There followed rumours of an E-Prix in Manchester or Birmingham but apart from the odd over-excited councillor, these were mostly pie in the sky ideas.

While rumours would often flare up in-and-around a potential new home for the London E-Prix, it wasn’t until the spring of 2019 that one started to become reality.

As Formula E headed to Mexico City that year, the plans to race inside and out of the ExCeL Arena in London’s historic Royal Docks area were reanimated after being largely dormant for four years.

The deal, which is believed to be for five years, would begin with a race on the final weekend of July 2020 through one of the vast exhibition halls.

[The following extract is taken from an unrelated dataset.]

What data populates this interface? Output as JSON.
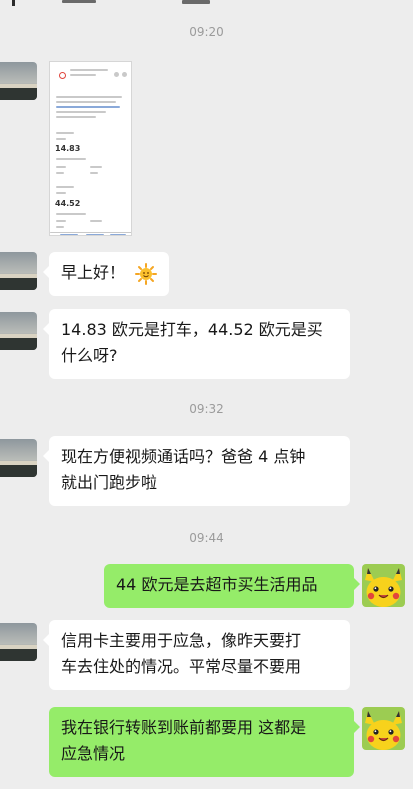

COVID-19 put paid to those plans as the venue became a large-scale hospital and treatment centre to care for and treat those affected by the pandemic.

But exactly 12 months later the races will happen on a much modified track, albeit with vastly reduced spectator numbers due to the knock-on effects of the pandemic.

It all started six years ago with the then London Mayor being shoehorned into overalls and let loose on the Battersea Park circuit.

Formula E has come a long way since those curious days, when its at times fancifully positive outlook seemed as likely as the wedged-in incumbent of the Spark-Renault’s prospects of absolute power.

The sporting and political worlds move in mysterious ways. For the London E-Prix, its slightly irascible history is set for at least one more significant chapter starting this weekend.